Wednesday, May 18, 2011

5280 Feet of Color

One of the best things about teaching painting is working with a wide variety of student subject matter. It really keeps my on my painted toes! A few months ago one of my students came to me with a fun and exciting painting challenge. She said let's paint the skyline of our beautiful Mile High City--Denver, Colorado. (FYI, the 13th step our Capital Building is exactly 5280 feet above sea level.)

As many of you know, I'm usually known more for my organic and nature inspired art rather than urban scenes. But Olivia is a talented artist and high energy young Denverite with a passion for color and our  downtown scene. I was confident though with some careful planning and some time (this took a few weeks) we could tackle the challenge.

Let's Paint the Town (or your favorite city) 

Working on a longer horizontal format can be tricky if you are not used to it. Remember to consider your composition rules about not splitting the canvas in half--vertically or horizontally when you have so many lines and geometric shapes to deal with.

It helps to review a variety of photos and angles of  the city skyline including different times of day and seasons. Finally, make the painting more personal by focusing on the landmarks or city attributes that are most important to you.  Here, Olivia's"must haves" were the Millennium Bridge (the white sail shape on the left), the 16th Street Clock Tower (which is always colorfully lit for the holidays), the new Four Seasons (with the spike on top) and perhaps Denver's most iconic building, Wells Fargo or "cash register building" as we call it because of it's unique cash register shape. 

Consider including city elements that will help you break up the strong verticals and sharper angles. Here, Olivia balanced the buildings with the iconic aspen trees, paths, creek, and curved bridges along Speer Boulevard--the main thoroughfare that runs along downtown.

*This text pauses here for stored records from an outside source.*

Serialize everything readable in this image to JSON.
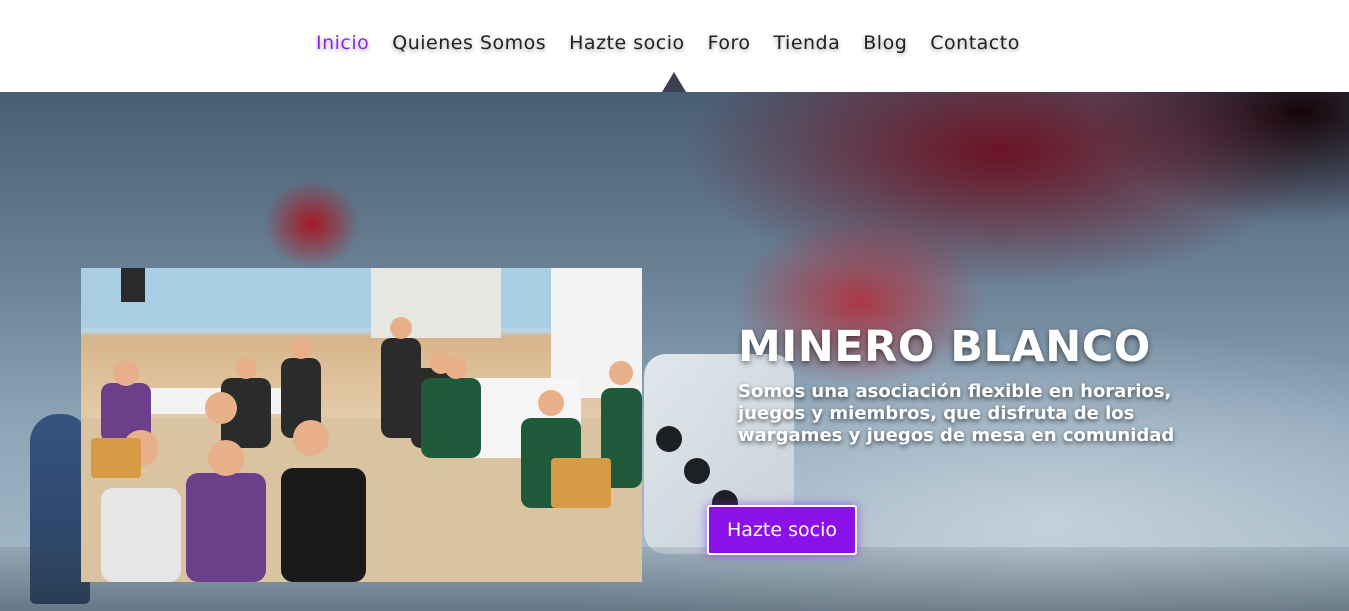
{
  "nav": {
    "items": [
      {
        "label": "Inicio",
        "active": true
      },
      {
        "label": "Quienes Somos",
        "active": false
      },
      {
        "label": "Hazte socio",
        "active": false
      },
      {
        "label": "Foro",
        "active": false
      },
      {
        "label": "Tienda",
        "active": false
      },
      {
        "label": "Blog",
        "active": false
      },
      {
        "label": "Contacto",
        "active": false
      }
    ],
    "active_color": "#8a2be2",
    "text_color": "#222222"
  },
  "hero": {
    "title": "MINERO BLANCO",
    "description": "Somos una asociación flexible en horarios, juegos y miembros, que disfruta de los wargames y juegos de mesa en comunidad",
    "cta_label": "Hazte socio",
    "cta_color": "#8a12e6",
    "photo_alt": "group-photo"
  }
}
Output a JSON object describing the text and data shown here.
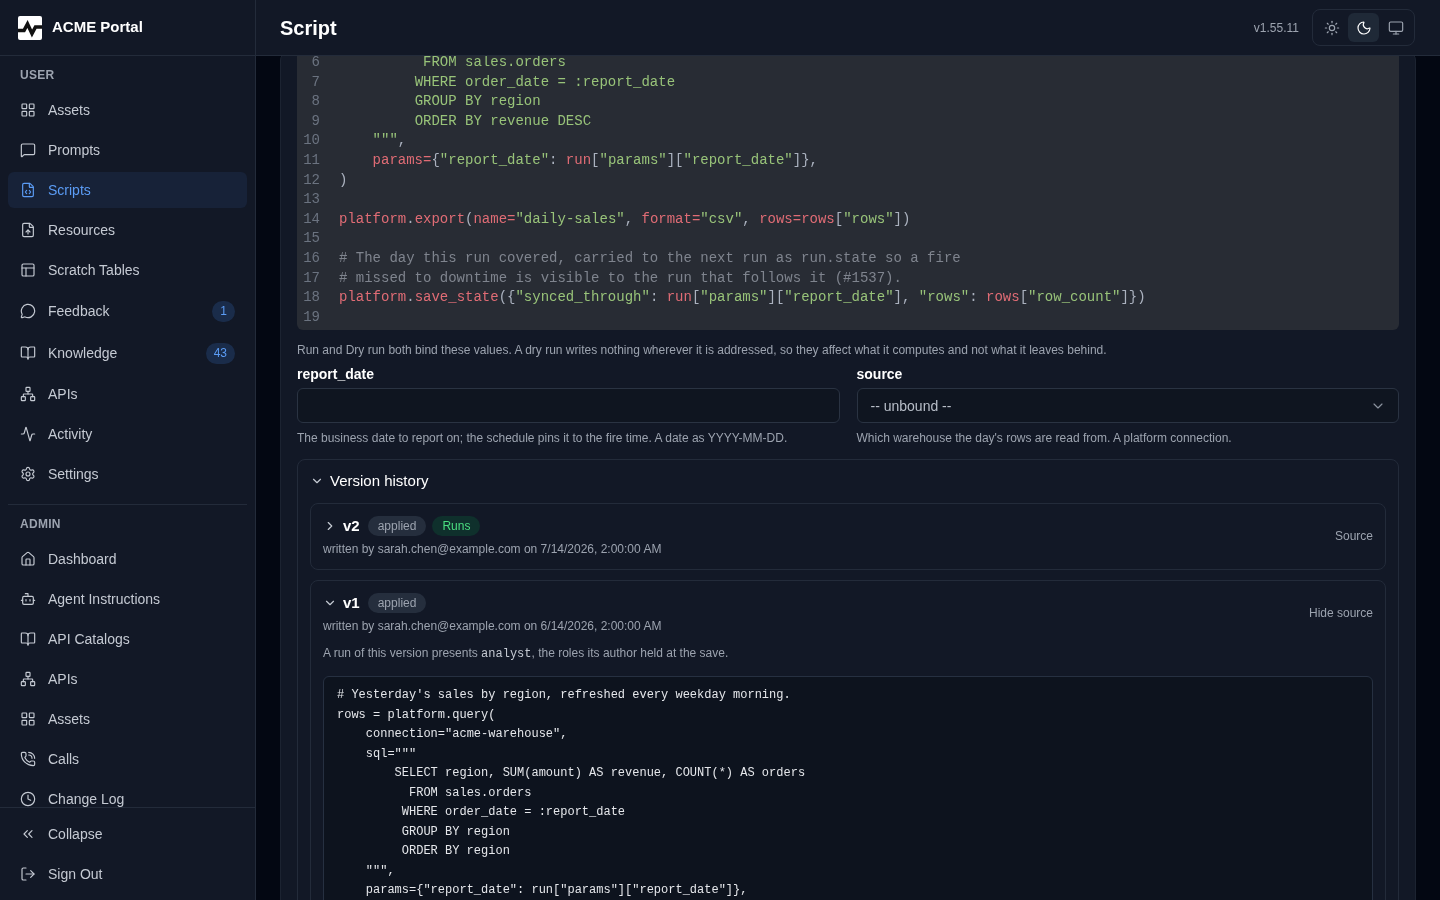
{
  "sidebar": {
    "brand": "ACME Portal",
    "sections": [
      {
        "title": "USER",
        "items": [
          {
            "label": "Assets",
            "selected": false
          },
          {
            "label": "Prompts",
            "selected": false
          },
          {
            "label": "Scripts",
            "selected": true
          },
          {
            "label": "Resources",
            "selected": false
          },
          {
            "label": "Scratch Tables",
            "selected": false
          },
          {
            "label": "Feedback",
            "selected": false,
            "badge": "1"
          },
          {
            "label": "Knowledge",
            "selected": false,
            "badge": "43"
          },
          {
            "label": "APIs",
            "selected": false
          },
          {
            "label": "Activity",
            "selected": false
          },
          {
            "label": "Settings",
            "selected": false
          }
        ]
      },
      {
        "title": "ADMIN",
        "items": [
          {
            "label": "Dashboard",
            "selected": false
          },
          {
            "label": "Agent Instructions",
            "selected": false
          },
          {
            "label": "API Catalogs",
            "selected": false
          },
          {
            "label": "APIs",
            "selected": false
          },
          {
            "label": "Assets",
            "selected": false
          },
          {
            "label": "Calls",
            "selected": false
          },
          {
            "label": "Change Log",
            "selected": false
          }
        ]
      }
    ],
    "footer": [
      {
        "label": "Collapse"
      },
      {
        "label": "Sign Out"
      }
    ]
  },
  "header": {
    "title": "Script",
    "version": "v1.55.11",
    "theme_modes": [
      {
        "kind": "light",
        "selected": false
      },
      {
        "kind": "dark",
        "selected": true
      },
      {
        "kind": "system",
        "selected": false
      }
    ]
  },
  "editor": {
    "lines": [
      {
        "number": "6",
        "tokens": [
          {
            "kind": "string",
            "text": "          FROM sales.orders"
          }
        ]
      },
      {
        "number": "7",
        "tokens": [
          {
            "kind": "string",
            "text": "         WHERE order_date = :report_date"
          }
        ]
      },
      {
        "number": "8",
        "tokens": [
          {
            "kind": "string",
            "text": "         GROUP BY region"
          }
        ]
      },
      {
        "number": "9",
        "tokens": [
          {
            "kind": "string",
            "text": "         ORDER BY revenue DESC"
          }
        ]
      },
      {
        "number": "10",
        "tokens": [
          {
            "kind": "string",
            "text": "    \"\"\""
          },
          {
            "kind": "punct",
            "text": ","
          }
        ]
      },
      {
        "number": "11",
        "tokens": [
          {
            "kind": "name",
            "text": "    params="
          },
          {
            "kind": "punct",
            "text": "{"
          },
          {
            "kind": "string",
            "text": "\"report_date\""
          },
          {
            "kind": "punct",
            "text": ": "
          },
          {
            "kind": "name",
            "text": "run"
          },
          {
            "kind": "punct",
            "text": "["
          },
          {
            "kind": "string",
            "text": "\"params\""
          },
          {
            "kind": "punct",
            "text": "]["
          },
          {
            "kind": "string",
            "text": "\"report_date\""
          },
          {
            "kind": "punct",
            "text": "]},"
          }
        ]
      },
      {
        "number": "12",
        "tokens": [
          {
            "kind": "punct",
            "text": ")"
          }
        ]
      },
      {
        "number": "13"
      },
      {
        "number": "14",
        "tokens": [
          {
            "kind": "name",
            "text": "platform"
          },
          {
            "kind": "punct",
            "text": "."
          },
          {
            "kind": "name",
            "text": "export"
          },
          {
            "kind": "punct",
            "text": "("
          },
          {
            "kind": "name",
            "text": "name="
          },
          {
            "kind": "string",
            "text": "\"daily-sales\""
          },
          {
            "kind": "punct",
            "text": ", "
          },
          {
            "kind": "name",
            "text": "format="
          },
          {
            "kind": "string",
            "text": "\"csv\""
          },
          {
            "kind": "punct",
            "text": ", "
          },
          {
            "kind": "name",
            "text": "rows=rows"
          },
          {
            "kind": "punct",
            "text": "["
          },
          {
            "kind": "string",
            "text": "\"rows\""
          },
          {
            "kind": "punct",
            "text": "])"
          }
        ]
      },
      {
        "number": "15"
      },
      {
        "number": "16",
        "tokens": [
          {
            "kind": "comment",
            "text": "# The day this run covered, carried to the next run as run.state so a fire"
          }
        ]
      },
      {
        "number": "17",
        "tokens": [
          {
            "kind": "comment",
            "text": "# missed to downtime is visible to the run that follows it (#1537)."
          }
        ]
      },
      {
        "number": "18",
        "tokens": [
          {
            "kind": "name",
            "text": "platform"
          },
          {
            "kind": "punct",
            "text": "."
          },
          {
            "kind": "name",
            "text": "save_state"
          },
          {
            "kind": "punct",
            "text": "({"
          },
          {
            "kind": "string",
            "text": "\"synced_through\""
          },
          {
            "kind": "punct",
            "text": ": "
          },
          {
            "kind": "name",
            "text": "run"
          },
          {
            "kind": "punct",
            "text": "["
          },
          {
            "kind": "string",
            "text": "\"params\""
          },
          {
            "kind": "punct",
            "text": "]["
          },
          {
            "kind": "string",
            "text": "\"report_date\""
          },
          {
            "kind": "punct",
            "text": "], "
          },
          {
            "kind": "string",
            "text": "\"rows\""
          },
          {
            "kind": "punct",
            "text": ": "
          },
          {
            "kind": "name",
            "text": "rows"
          },
          {
            "kind": "punct",
            "text": "["
          },
          {
            "kind": "string",
            "text": "\"row_count\""
          },
          {
            "kind": "punct",
            "text": "]})"
          }
        ]
      },
      {
        "number": "19"
      }
    ]
  },
  "parameters": {
    "note": "Run and Dry run both bind these values. A dry run writes nothing wherever it is addressed, so they affect what it computes and not what it leaves behind.",
    "fields": [
      {
        "kind": "text",
        "label": "report_date",
        "hint": "The business date to report on; the schedule pins it to the fire time. A date as YYYY-MM-DD."
      },
      {
        "kind": "select",
        "label": "source",
        "value": "-- unbound --",
        "hint": "Which warehouse the day's rows are read from. A platform connection."
      }
    ]
  },
  "version_history": {
    "title": "Version history",
    "expanded": true,
    "versions": [
      {
        "version": "v2",
        "expanded": false,
        "badges": [
          {
            "kind": "neutral",
            "label": "applied"
          },
          {
            "kind": "success",
            "label": "Runs"
          }
        ],
        "author_line": "written by sarah.chen@example.com on 7/14/2026, 2:00:00 AM",
        "toggle": "Source"
      },
      {
        "version": "v1",
        "expanded": true,
        "badges": [
          {
            "kind": "neutral",
            "label": "applied"
          }
        ],
        "author_line": "written by sarah.chen@example.com on 6/14/2026, 2:00:00 AM",
        "toggle": "Hide source",
        "note": [
          {
            "kind": "text",
            "text": "A run of this version presents "
          },
          {
            "kind": "code",
            "text": "analyst"
          },
          {
            "kind": "text",
            "text": ", the roles its author held at the save."
          }
        ],
        "source_lines": [
          "# Yesterday's sales by region, refreshed every weekday morning.",
          "rows = platform.query(",
          "    connection=\"acme-warehouse\",",
          "    sql=\"\"\"",
          "        SELECT region, SUM(amount) AS revenue, COUNT(*) AS orders",
          "          FROM sales.orders",
          "         WHERE order_date = :report_date",
          "         GROUP BY region",
          "         ORDER BY region",
          "    \"\"\",",
          "    params={\"report_date\": run[\"params\"][\"report_date\"]},"
        ]
      }
    ]
  }
}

And of course, feel free to infuse your own sense of color and spacial relationships--as we kept saying to ourselves it's a painting not a city planning grid! To give the cooler buildings some extra color pop, Olivia decided to outline them in red. As many sports fans know blue and orange are also symbolic Denver colors, so Olivia worked with those as well.

Awesome job Olivia, I'm sure you'll enjoy this painting and colorful memento of the city so many artists call home for years to come. Thanks for letting me share it with all my readers! Hope you all have a great Spring week where ever you call home.


  1. Thanks Aimee! You are such a great teacher!

  2. Your welcome--it was a pleasure!